Governos nunca foram indiferentes às disputas pelo comando das casas parlamentares mas não se tem notícia de uma ação tão agressiva do Palácio do Planalto para eleger seus preferidos, especialmente Lira na Câmara, para que seja o engavetador dos pedidos de impeachment. O fisiologismo sempre compareceu, mas quem se valeu dele tão escandalosamenote foi o presidente que jurou acabar com a velha política. Os custos sempre foram altos mas jamais alcançaram as cifras agora envolvidas na compra dos 302 votos que garantiram a eleição de Lira.

Deputados do DEM e do PSDB não resistiram às cenouras do fisiologismo. Aderindoo ao Centrão, colocaram também em cheque o projeto da direita liberal, de formar uma ampla coalizão em torno de seu candidato presidencial em 2022, que hoje atenderia pelo nome de João Dória. FHC mandou recados, Dória entrou em campo, mas muitos tucanos votaram no bolsonarista e não em Rossi.

Lira, a seguir na marcha belicosa com que estreou no cargo, manterá a tensão elevada na Câmara. O Centrão agora estará de fato no poder, muito mais que no tempo de Eduardo Cunha: terá o comando da Câmara e um presidente fraco e dependente para ordenhar.

O mercado festeja a eleição de Lira achando que agora as tais reformas neoliberais vão avançar. Não estão entendendo nada. Rodrigo Maia, um liberal, tinha compromisso com elas. Lira e o Centrão têm interesses, não ideologia ou convicções. E se Lira seguir na marcha autoritária com que estreou, não será fácil construir consensos.

A vitória pode reascender os impetos autoritários de Bolsonaro. Ele vai também se empenhar pela agenda de costumes, expressão de seu obscurantismo. E estas foram as razões que levaram a esquerda, exceto PSOL, a apoiar o emedebista Baleia Rossi. Já pela agenda neoliberal. Bolsonaro nunca se bateu de fato.

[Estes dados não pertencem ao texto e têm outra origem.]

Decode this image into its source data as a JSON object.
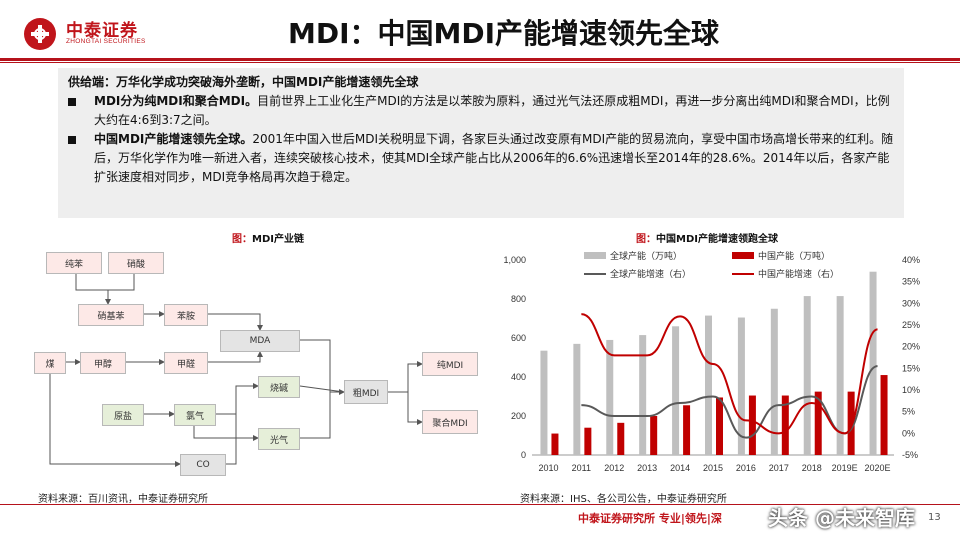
{
  "logo": {
    "name": "中泰证券",
    "sub": "ZHONGTAI SECURITIES"
  },
  "title": "MDI：中国MDI产能增速领先全球",
  "textbox": {
    "heading": "供给端：万华化学成功突破海外垄断，中国MDI产能增速领先全球",
    "bullets": [
      {
        "bold": "MDI分为纯MDI和聚合MDI。",
        "text": "目前世界上工业化生产MDI的方法是以苯胺为原料，通过光气法还原成粗MDI，再进一步分离出纯MDI和聚合MDI，比例大约在4:6到3:7之间。"
      },
      {
        "bold": "中国MDI产能增速领先全球。",
        "text": "2001年中国入世后MDI关税明显下调，各家巨头通过改变原有MDI产能的贸易流向，享受中国市场高增长带来的红利。随后，万华化学作为唯一新进入者，连续突破核心技术，使其MDI全球产能占比从2006年的6.6%迅速增长至2014年的28.6%。2014年以后，各家产能扩张速度相对同步，MDI竞争格局再次趋于稳定。"
      }
    ]
  },
  "flow": {
    "caption_prefix": "图：",
    "caption": "MDI产业链",
    "nodes": {
      "benzene": "纯苯",
      "nitric": "硝酸",
      "nitrobenzene": "硝基苯",
      "aniline": "苯胺",
      "mda": "MDA",
      "coal": "煤",
      "methanol": "甲醇",
      "formaldehyde": "甲醛",
      "caustic": "烧碱",
      "crude": "粗MDI",
      "pure": "纯MDI",
      "polymer": "聚合MDI",
      "salt": "原盐",
      "chlorine": "氯气",
      "phosgene": "光气",
      "co": "CO"
    },
    "source": "资料来源：百川资讯，中泰证券研究所"
  },
  "chart_data": {
    "type": "bar",
    "title": "中国MDI产能增速领跑全球",
    "caption_prefix": "图：",
    "categories": [
      "2010",
      "2011",
      "2012",
      "2013",
      "2014",
      "2015",
      "2016",
      "2017",
      "2018",
      "2019E",
      "2020E"
    ],
    "series": [
      {
        "name": "全球产能（万吨）",
        "kind": "bar",
        "axis": "left",
        "color": "#bfbfbf",
        "values": [
          535,
          570,
          590,
          615,
          660,
          715,
          705,
          750,
          815,
          815,
          940
        ]
      },
      {
        "name": "中国产能（万吨）",
        "kind": "bar",
        "axis": "left",
        "color": "#c00000",
        "values": [
          110,
          140,
          165,
          200,
          255,
          295,
          305,
          305,
          325,
          325,
          410
        ]
      },
      {
        "name": "全球产能增速（右）",
        "kind": "line",
        "axis": "right",
        "color": "#595959",
        "values": [
          null,
          6.5,
          4.0,
          4.0,
          7.0,
          8.5,
          -1.0,
          6.5,
          8.5,
          0.0,
          15.5
        ]
      },
      {
        "name": "中国产能增速（右）",
        "kind": "line",
        "axis": "right",
        "color": "#c00000",
        "values": [
          null,
          27.5,
          18.0,
          18.0,
          27.0,
          16.0,
          3.0,
          0.0,
          7.0,
          0.0,
          24.0
        ]
      }
    ],
    "y_left": {
      "min": 0,
      "max": 1000,
      "ticks": [
        "0",
        "200",
        "400",
        "600",
        "800",
        "1,000"
      ]
    },
    "y_right": {
      "min": -5,
      "max": 40,
      "ticks": [
        "-5%",
        "0%",
        "5%",
        "10%",
        "15%",
        "20%",
        "25%",
        "30%",
        "35%",
        "40%"
      ]
    },
    "legend_position": "top",
    "source": "资料来源：IHS、各公司公告，中泰证券研究所"
  },
  "footer": {
    "text": "中泰证券研究所 专业|领先|深",
    "watermark": "头条 @未来智库",
    "page": "13"
  },
  "colors": {
    "brand": "#c0151b"
  }
}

Mas, jogando tão pesado e tão violentamente a favor do Centrão, que lhe prometeu proteção, Bolsonaro verá surgir na Câmara uma oposição parlamentar mais ampla e mais combativa, ferida nos brios. Ela agora será composta pela esquerda e pela direita derrotada de Rodrigo Maia. Os dois polos frequentemente estarão juntos no combate ao governo, embora dificilmente venham a formar a ainda que a tal frente ampla eleitoral para 2022.

Já no Senado, as coisas poderão ser diferentes. O discurso de vitória de Rodrigo Pacheco foi moderado e conciliador, bem diferente do de Lira. Nele, fez compromissos convergentes com as pautas da esquerda, o que ajuda a explicar o apoio do PT: defendeu enfaticamente a democracia e a Constituição, a observância do regimento, a vacinação urgente para todos, a volta do auxilio emergencial e a recuperação econômica. Isso veremos.

Um novo jogo começa agora, cheio de contradições.